Rene Haas, CEO of chip tech provider Arm Holdings, holds a replica of a chip with his company’s logo on it, during an event in which Malaysia’s Prime Minister Anwar Ibrahim officially announces a $250 million deal with the company, in Kuala Lumpur, Malaysia March 5, 2025.

Hasnoor Hussain | Reuters

Arm shares dropped more than 8% in extended trading on Wednesday after the chip-design company issued weaker-than-expected guidance for the current quarter.

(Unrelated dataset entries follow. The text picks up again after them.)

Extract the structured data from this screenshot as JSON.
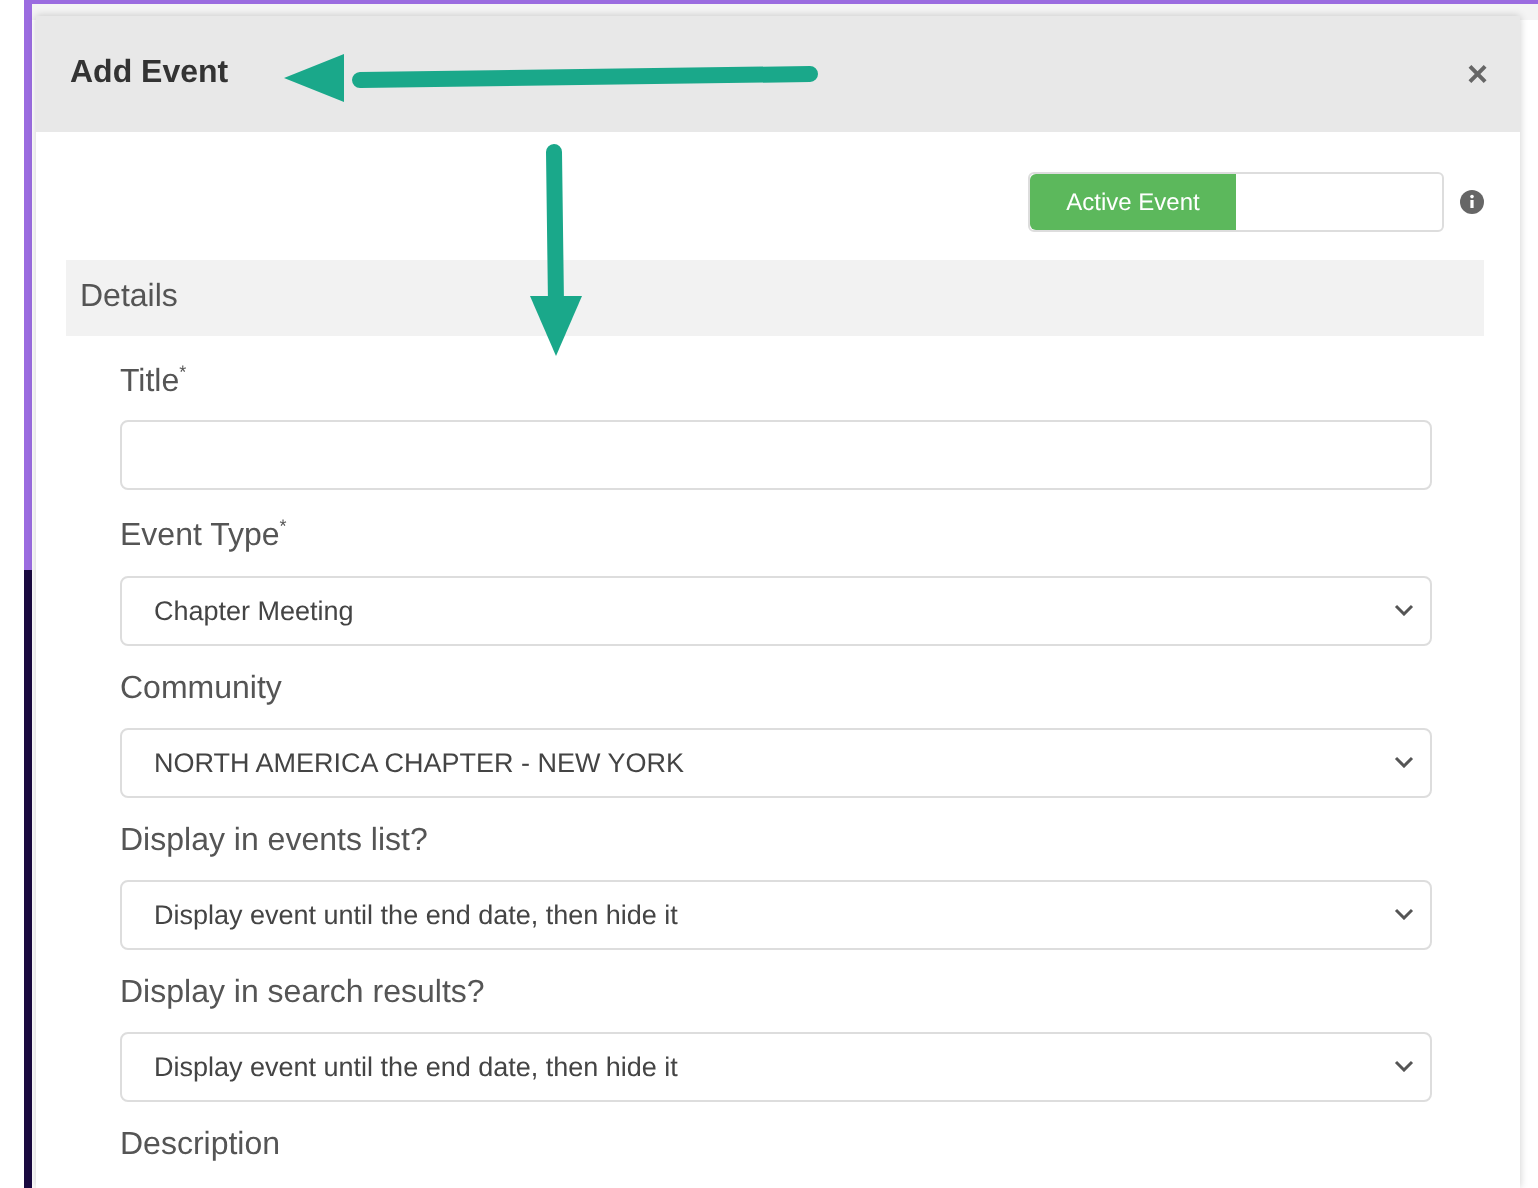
{
  "dialog": {
    "title": "Add Event",
    "close": "×"
  },
  "status_toggle": {
    "label": "Active Event",
    "on": true
  },
  "section": {
    "title": "Details"
  },
  "fields": [
    {
      "kind": "text",
      "label": "Title",
      "required_mark": "*"
    },
    {
      "kind": "select",
      "label": "Event Type",
      "required_mark": "*",
      "value": "Chapter Meeting"
    },
    {
      "kind": "select",
      "label": "Community",
      "value": "NORTH AMERICA CHAPTER - NEW YORK"
    },
    {
      "kind": "select",
      "label": "Display in events list?",
      "value": "Display event until the end date, then hide it"
    },
    {
      "kind": "select",
      "label": "Display in search results?",
      "value": "Display event until the end date, then hide it"
    },
    {
      "kind": "label",
      "label": "Description"
    }
  ]
}
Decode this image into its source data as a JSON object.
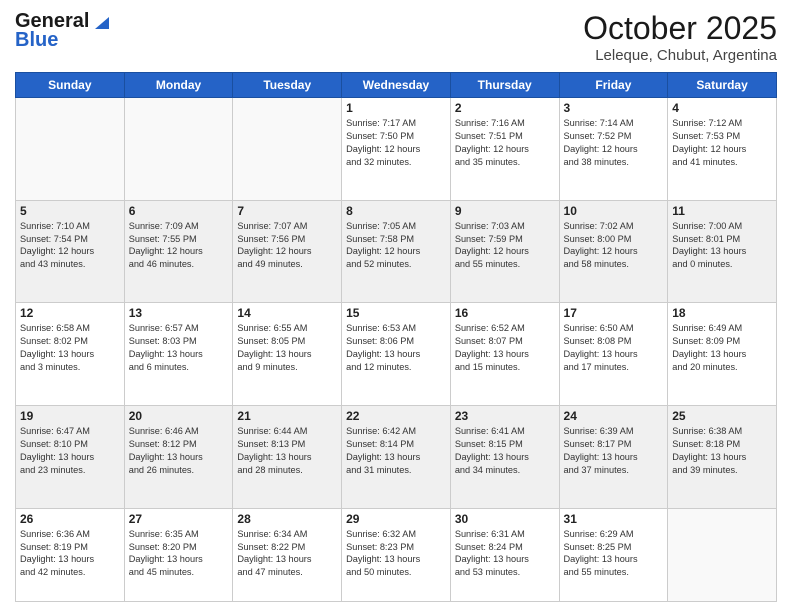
{
  "header": {
    "logo_line1": "General",
    "logo_line2": "Blue",
    "month": "October 2025",
    "location": "Leleque, Chubut, Argentina"
  },
  "days_of_week": [
    "Sunday",
    "Monday",
    "Tuesday",
    "Wednesday",
    "Thursday",
    "Friday",
    "Saturday"
  ],
  "weeks": [
    [
      {
        "day": "",
        "content": ""
      },
      {
        "day": "",
        "content": ""
      },
      {
        "day": "",
        "content": ""
      },
      {
        "day": "1",
        "content": "Sunrise: 7:17 AM\nSunset: 7:50 PM\nDaylight: 12 hours\nand 32 minutes."
      },
      {
        "day": "2",
        "content": "Sunrise: 7:16 AM\nSunset: 7:51 PM\nDaylight: 12 hours\nand 35 minutes."
      },
      {
        "day": "3",
        "content": "Sunrise: 7:14 AM\nSunset: 7:52 PM\nDaylight: 12 hours\nand 38 minutes."
      },
      {
        "day": "4",
        "content": "Sunrise: 7:12 AM\nSunset: 7:53 PM\nDaylight: 12 hours\nand 41 minutes."
      }
    ],
    [
      {
        "day": "5",
        "content": "Sunrise: 7:10 AM\nSunset: 7:54 PM\nDaylight: 12 hours\nand 43 minutes."
      },
      {
        "day": "6",
        "content": "Sunrise: 7:09 AM\nSunset: 7:55 PM\nDaylight: 12 hours\nand 46 minutes."
      },
      {
        "day": "7",
        "content": "Sunrise: 7:07 AM\nSunset: 7:56 PM\nDaylight: 12 hours\nand 49 minutes."
      },
      {
        "day": "8",
        "content": "Sunrise: 7:05 AM\nSunset: 7:58 PM\nDaylight: 12 hours\nand 52 minutes."
      },
      {
        "day": "9",
        "content": "Sunrise: 7:03 AM\nSunset: 7:59 PM\nDaylight: 12 hours\nand 55 minutes."
      },
      {
        "day": "10",
        "content": "Sunrise: 7:02 AM\nSunset: 8:00 PM\nDaylight: 12 hours\nand 58 minutes."
      },
      {
        "day": "11",
        "content": "Sunrise: 7:00 AM\nSunset: 8:01 PM\nDaylight: 13 hours\nand 0 minutes."
      }
    ],
    [
      {
        "day": "12",
        "content": "Sunrise: 6:58 AM\nSunset: 8:02 PM\nDaylight: 13 hours\nand 3 minutes."
      },
      {
        "day": "13",
        "content": "Sunrise: 6:57 AM\nSunset: 8:03 PM\nDaylight: 13 hours\nand 6 minutes."
      },
      {
        "day": "14",
        "content": "Sunrise: 6:55 AM\nSunset: 8:05 PM\nDaylight: 13 hours\nand 9 minutes."
      },
      {
        "day": "15",
        "content": "Sunrise: 6:53 AM\nSunset: 8:06 PM\nDaylight: 13 hours\nand 12 minutes."
      },
      {
        "day": "16",
        "content": "Sunrise: 6:52 AM\nSunset: 8:07 PM\nDaylight: 13 hours\nand 15 minutes."
      },
      {
        "day": "17",
        "content": "Sunrise: 6:50 AM\nSunset: 8:08 PM\nDaylight: 13 hours\nand 17 minutes."
      },
      {
        "day": "18",
        "content": "Sunrise: 6:49 AM\nSunset: 8:09 PM\nDaylight: 13 hours\nand 20 minutes."
      }
    ],
    [
      {
        "day": "19",
        "content": "Sunrise: 6:47 AM\nSunset: 8:10 PM\nDaylight: 13 hours\nand 23 minutes."
      },
      {
        "day": "20",
        "content": "Sunrise: 6:46 AM\nSunset: 8:12 PM\nDaylight: 13 hours\nand 26 minutes."
      },
      {
        "day": "21",
        "content": "Sunrise: 6:44 AM\nSunset: 8:13 PM\nDaylight: 13 hours\nand 28 minutes."
      },
      {
        "day": "22",
        "content": "Sunrise: 6:42 AM\nSunset: 8:14 PM\nDaylight: 13 hours\nand 31 minutes."
      },
      {
        "day": "23",
        "content": "Sunrise: 6:41 AM\nSunset: 8:15 PM\nDaylight: 13 hours\nand 34 minutes."
      },
      {
        "day": "24",
        "content": "Sunrise: 6:39 AM\nSunset: 8:17 PM\nDaylight: 13 hours\nand 37 minutes."
      },
      {
        "day": "25",
        "content": "Sunrise: 6:38 AM\nSunset: 8:18 PM\nDaylight: 13 hours\nand 39 minutes."
      }
    ],
    [
      {
        "day": "26",
        "content": "Sunrise: 6:36 AM\nSunset: 8:19 PM\nDaylight: 13 hours\nand 42 minutes."
      },
      {
        "day": "27",
        "content": "Sunrise: 6:35 AM\nSunset: 8:20 PM\nDaylight: 13 hours\nand 45 minutes."
      },
      {
        "day": "28",
        "content": "Sunrise: 6:34 AM\nSunset: 8:22 PM\nDaylight: 13 hours\nand 47 minutes."
      },
      {
        "day": "29",
        "content": "Sunrise: 6:32 AM\nSunset: 8:23 PM\nDaylight: 13 hours\nand 50 minutes."
      },
      {
        "day": "30",
        "content": "Sunrise: 6:31 AM\nSunset: 8:24 PM\nDaylight: 13 hours\nand 53 minutes."
      },
      {
        "day": "31",
        "content": "Sunrise: 6:29 AM\nSunset: 8:25 PM\nDaylight: 13 hours\nand 55 minutes."
      },
      {
        "day": "",
        "content": ""
      }
    ]
  ]
}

Here’s how the company did in the fiscal fourth quarter compared with LSEG consensus:

  • Earnings per share: 55 cents, adjusted vs. 52 cents expected
  • Revenue: $1.24 billion vs. $1.23 billion

While Arm topped estimates for the quarter ended March 31, Wall Street is looking ahead to the company’s forecast for the first quarter.

Arm said revenue will be between $1 billion and $1.1 billion. The middle of the range is below the $1.1 billion average analysts estimated, according to LSEG. Earnings per share will be between 30 cents and 38 cents, while analysts were expecting 42 cents.

SoftBank controls about 90% of Arm, and took the company public in 2023. It now has a market cap of over $130 billion as of Wednesday’s close.

Arm designs the fundamental architecture upon which many chips are built, and sells licenses for its designs to companies such as Qualcomm and Nvidia, charging royalty fees on each sale they make. The company claims 99% of premium smartphones are powered by Arm technology.

Royalty revenue in the quarter rose 18% from a year earlier to $607 million.

Net income fell 6% to $210 million, or 20 cents a share, from $224 million, or 21 cents, in the year-ago quarter. Revenue jumped 34% from $928 million a year earlier.